Comprendere R-quadrato
Definizione e Interpretazione
- Intervallo di Valori: I valori di R-quadrato variano da 0 a 1.
- Interpretazione:
- Un R-quadrato di 0 significa che il modello non spiega alcuna variabilità dei dati di risposta attorno alla loro media.
- Un R-quadrato di 1 indica che il modello spiega tutta la variabilità dei dati di risposta attorno alla loro media.
- Un valore più vicino a 1 implica un miglior adattamento, mentre un valore più vicino a 0 indica un cattivo adattamento.
Calcolo di R-quadrato
R-quadrato può essere calcolato usando la seguente formula:
R² = 1 – (SSres / SStot)
- SSres: La somma dei quadrati dei residui (le differenze tra i valori osservati e quelli previsti).

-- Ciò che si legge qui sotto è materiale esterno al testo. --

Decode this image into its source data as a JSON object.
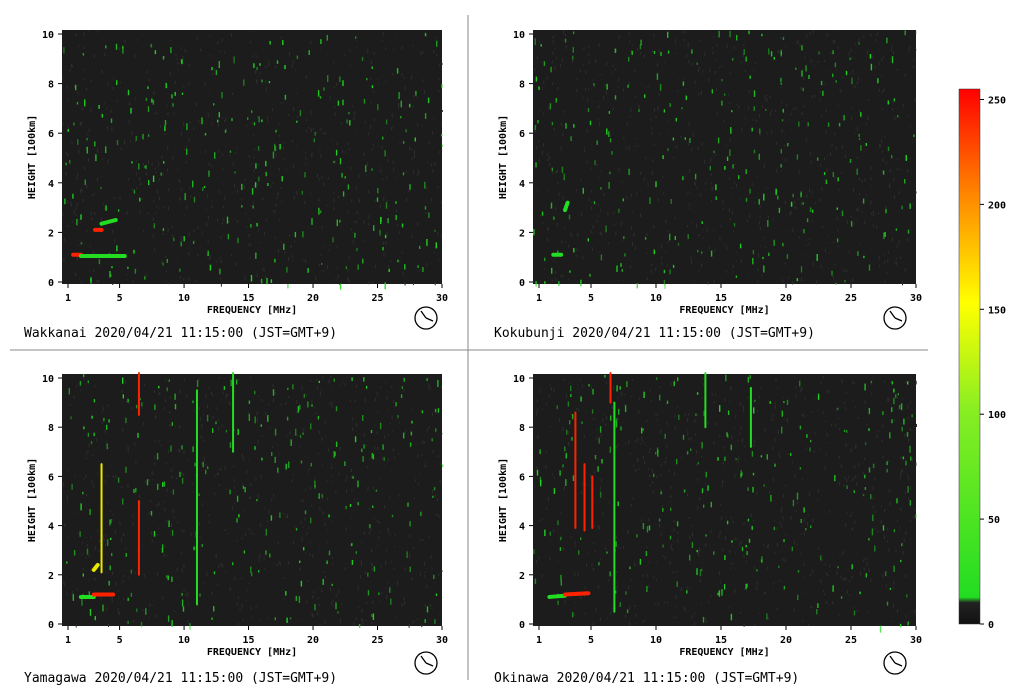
{
  "colors": {
    "background": "#1c1c1c",
    "noise": "#2e2e2e",
    "low": "#22dd22",
    "mid": "#e8e800",
    "high": "#ff2200"
  },
  "colorbar": {
    "ticks": [
      "250",
      "200",
      "150",
      "100",
      "50",
      "0"
    ],
    "range": [
      0,
      255
    ]
  },
  "chart_data": [
    {
      "type": "heatmap",
      "station": "Wakkanai",
      "caption": "Wakkanai 2020/04/21 11:15:00 (JST=GMT+9)",
      "xlabel": "FREQUENCY [MHz]",
      "ylabel": "HEIGHT [100km]",
      "xlim": [
        1,
        30
      ],
      "ylim": [
        0,
        10
      ],
      "xticks": [
        "1",
        "5",
        "10",
        "15",
        "20",
        "25",
        "30"
      ],
      "yticks": [
        "0",
        "2",
        "4",
        "6",
        "8",
        "10"
      ],
      "traces": [
        {
          "level": "high",
          "x": [
            1.4,
            2.0
          ],
          "y": [
            1.1,
            1.1
          ]
        },
        {
          "level": "low",
          "x": [
            2.0,
            5.4
          ],
          "y": [
            1.05,
            1.05
          ]
        },
        {
          "level": "high",
          "x": [
            3.1,
            3.6
          ],
          "y": [
            2.1,
            2.1
          ]
        },
        {
          "level": "low",
          "x": [
            3.6,
            4.7
          ],
          "y": [
            2.35,
            2.5
          ]
        }
      ]
    },
    {
      "type": "heatmap",
      "station": "Kokubunji",
      "caption": "Kokubunji 2020/04/21 11:15:00 (JST=GMT+9)",
      "xlabel": "FREQUENCY [MHz]",
      "ylabel": "HEIGHT [100km]",
      "xlim": [
        1,
        30
      ],
      "ylim": [
        0,
        10
      ],
      "xticks": [
        "1",
        "5",
        "10",
        "15",
        "20",
        "25",
        "30"
      ],
      "yticks": [
        "0",
        "2",
        "4",
        "6",
        "8",
        "10"
      ],
      "traces": [
        {
          "level": "low",
          "x": [
            2.1,
            2.7
          ],
          "y": [
            1.1,
            1.1
          ]
        },
        {
          "level": "low",
          "x": [
            3.0,
            3.2
          ],
          "y": [
            2.9,
            3.2
          ]
        }
      ]
    },
    {
      "type": "heatmap",
      "station": "Yamagawa",
      "caption": "Yamagawa 2020/04/21 11:15:00 (JST=GMT+9)",
      "xlabel": "FREQUENCY [MHz]",
      "ylabel": "HEIGHT [100km]",
      "xlim": [
        1,
        30
      ],
      "ylim": [
        0,
        10
      ],
      "xticks": [
        "1",
        "5",
        "10",
        "15",
        "20",
        "25",
        "30"
      ],
      "yticks": [
        "0",
        "2",
        "4",
        "6",
        "8",
        "10"
      ],
      "traces": [
        {
          "level": "low",
          "x": [
            2.0,
            3.0
          ],
          "y": [
            1.1,
            1.1
          ]
        },
        {
          "level": "high",
          "x": [
            3.0,
            4.5
          ],
          "y": [
            1.2,
            1.2
          ]
        },
        {
          "level": "mid",
          "x": [
            3.0,
            3.3
          ],
          "y": [
            2.2,
            2.4
          ]
        },
        {
          "level": "mid",
          "x": [
            3.6,
            3.6
          ],
          "y": [
            2.1,
            6.5
          ]
        },
        {
          "level": "high",
          "x": [
            6.5,
            6.5
          ],
          "y": [
            8.5,
            10.2
          ]
        },
        {
          "level": "high",
          "x": [
            6.5,
            6.5
          ],
          "y": [
            2.0,
            5.0
          ]
        },
        {
          "level": "low",
          "x": [
            11.0,
            11.0
          ],
          "y": [
            0.8,
            9.5
          ]
        },
        {
          "level": "low",
          "x": [
            13.8,
            13.8
          ],
          "y": [
            7.0,
            10.2
          ]
        }
      ]
    },
    {
      "type": "heatmap",
      "station": "Okinawa",
      "caption": "Okinawa 2020/04/21 11:15:00 (JST=GMT+9)",
      "xlabel": "FREQUENCY [MHz]",
      "ylabel": "HEIGHT [100km]",
      "xlim": [
        1,
        30
      ],
      "ylim": [
        0,
        10
      ],
      "xticks": [
        "1",
        "5",
        "10",
        "15",
        "20",
        "25",
        "30"
      ],
      "yticks": [
        "0",
        "2",
        "4",
        "6",
        "8",
        "10"
      ],
      "traces": [
        {
          "level": "low",
          "x": [
            1.8,
            3.0
          ],
          "y": [
            1.1,
            1.15
          ]
        },
        {
          "level": "high",
          "x": [
            3.0,
            4.8
          ],
          "y": [
            1.2,
            1.25
          ]
        },
        {
          "level": "high",
          "x": [
            3.8,
            3.8
          ],
          "y": [
            3.9,
            8.6
          ]
        },
        {
          "level": "high",
          "x": [
            4.5,
            4.5
          ],
          "y": [
            3.8,
            6.5
          ]
        },
        {
          "level": "high",
          "x": [
            5.1,
            5.1
          ],
          "y": [
            3.9,
            6.0
          ]
        },
        {
          "level": "high",
          "x": [
            6.5,
            6.5
          ],
          "y": [
            9.0,
            10.2
          ]
        },
        {
          "level": "low",
          "x": [
            6.8,
            6.8
          ],
          "y": [
            0.5,
            9.0
          ]
        },
        {
          "level": "low",
          "x": [
            13.8,
            13.8
          ],
          "y": [
            8.0,
            10.2
          ]
        },
        {
          "level": "low",
          "x": [
            17.3,
            17.3
          ],
          "y": [
            7.2,
            9.6
          ]
        }
      ]
    }
  ]
}
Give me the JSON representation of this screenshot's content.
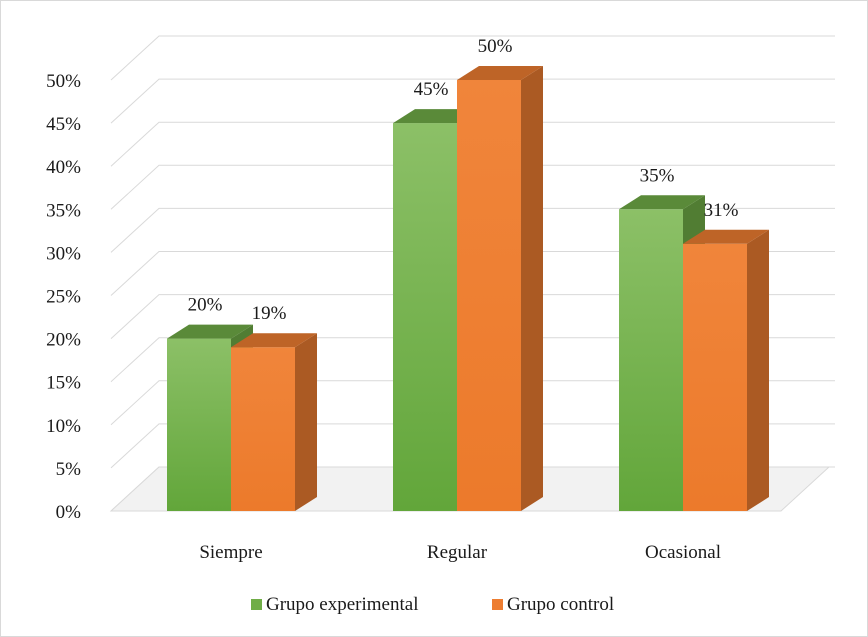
{
  "chart_data": {
    "type": "bar",
    "title": "",
    "xlabel": "",
    "ylabel": "",
    "categories": [
      "Siempre",
      "Regular",
      "Ocasional"
    ],
    "series": [
      {
        "name": "Grupo experimental",
        "values": [
          20,
          45,
          35
        ],
        "labels": [
          "20%",
          "45%",
          "35%"
        ],
        "color": "#70ad47"
      },
      {
        "name": "Grupo control",
        "values": [
          19,
          50,
          31
        ],
        "labels": [
          "19%",
          "50%",
          "31%"
        ],
        "color": "#ed7d31"
      }
    ],
    "ylim": [
      0,
      50
    ],
    "y_ticks": [
      "0%",
      "5%",
      "10%",
      "15%",
      "20%",
      "25%",
      "30%",
      "35%",
      "40%",
      "45%",
      "50%"
    ],
    "grid": true,
    "style": "3d-clustered-column",
    "legend": "bottom"
  }
}
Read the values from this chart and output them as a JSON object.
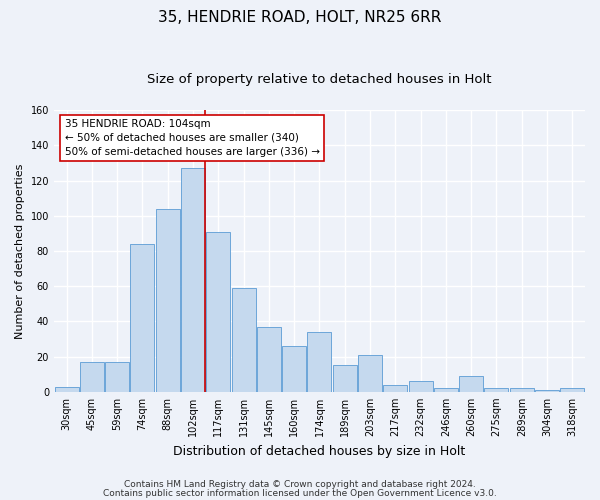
{
  "title1": "35, HENDRIE ROAD, HOLT, NR25 6RR",
  "title2": "Size of property relative to detached houses in Holt",
  "xlabel": "Distribution of detached houses by size in Holt",
  "ylabel": "Number of detached properties",
  "bar_labels": [
    "30sqm",
    "45sqm",
    "59sqm",
    "74sqm",
    "88sqm",
    "102sqm",
    "117sqm",
    "131sqm",
    "145sqm",
    "160sqm",
    "174sqm",
    "189sqm",
    "203sqm",
    "217sqm",
    "232sqm",
    "246sqm",
    "260sqm",
    "275sqm",
    "289sqm",
    "304sqm",
    "318sqm"
  ],
  "bar_values": [
    3,
    17,
    17,
    84,
    104,
    127,
    91,
    59,
    37,
    26,
    34,
    15,
    21,
    4,
    6,
    2,
    9,
    2,
    2,
    1,
    2
  ],
  "bar_color": "#c5d9ee",
  "bar_edge_color": "#5b9bd5",
  "vline_color": "#cc0000",
  "annotation_title": "35 HENDRIE ROAD: 104sqm",
  "annotation_line1": "← 50% of detached houses are smaller (340)",
  "annotation_line2": "50% of semi-detached houses are larger (336) →",
  "annotation_box_color": "#ffffff",
  "annotation_box_edge": "#cc0000",
  "ylim": [
    0,
    160
  ],
  "yticks": [
    0,
    20,
    40,
    60,
    80,
    100,
    120,
    140,
    160
  ],
  "footer1": "Contains HM Land Registry data © Crown copyright and database right 2024.",
  "footer2": "Contains public sector information licensed under the Open Government Licence v3.0.",
  "background_color": "#eef2f9",
  "plot_bg_color": "#eef2f9",
  "grid_color": "#ffffff",
  "title1_fontsize": 11,
  "title2_fontsize": 9.5,
  "xlabel_fontsize": 9,
  "ylabel_fontsize": 8,
  "tick_fontsize": 7,
  "annotation_fontsize": 7.5,
  "footer_fontsize": 6.5
}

- SStot: La somma totale dei quadrati (la varianza dei dati osservati).
Esempio di R-quadrato
Consideriamo un’analisi di regressione lineare semplice in cui vogliamo analizzare la relazione tra il numero di ore studiate e i punteggi ottenuti in un esame.
- Supponiamo di avere i seguenti dati:
- Ore Studiate: [1, 2, 3, 4, 5]
- Punteggi Ottenuti: [50, 55, 65, 70, 80]
- Supponiamo che il modello di regressione lineare ci fornisca i punteggi previsti.
- La somma dei quadrati dei residui (SSres) può essere calcolata come segue:
– Punteggi Previsti: [52, 57, 62, 67, 72] – Residui: [50-52, 55-57, 65-62, 70-67, 80-72] = [-2, -2, 3, 3, 8] – SSres = (-2)² + (-2)² + (3)² + (3)² + (8)² = 4 + 4 + 9 + 9 + 64 = 90 - La somma totale dei quadrati (SStot) è calcolata come:
– PunSCORE medio = (50 + 55 + 65 + 70 + 80) / 5 = 62
– SStot = (50-62)² + (55-62)² + (65-62)² + (70-62)² + (80-62)² = 144 + 49 + 9 + 64 + 324 = 590 - Sostituendo i valori nella formula di R-quadrato:
R² = 1 – (90 / 590) ≈ 0.846
Questo significa che circa il 84.6% della variabilità nei punteggi dell’esame può essere spiegata dal numero di ore studiate, indicando una forte relazione tra le due variabili.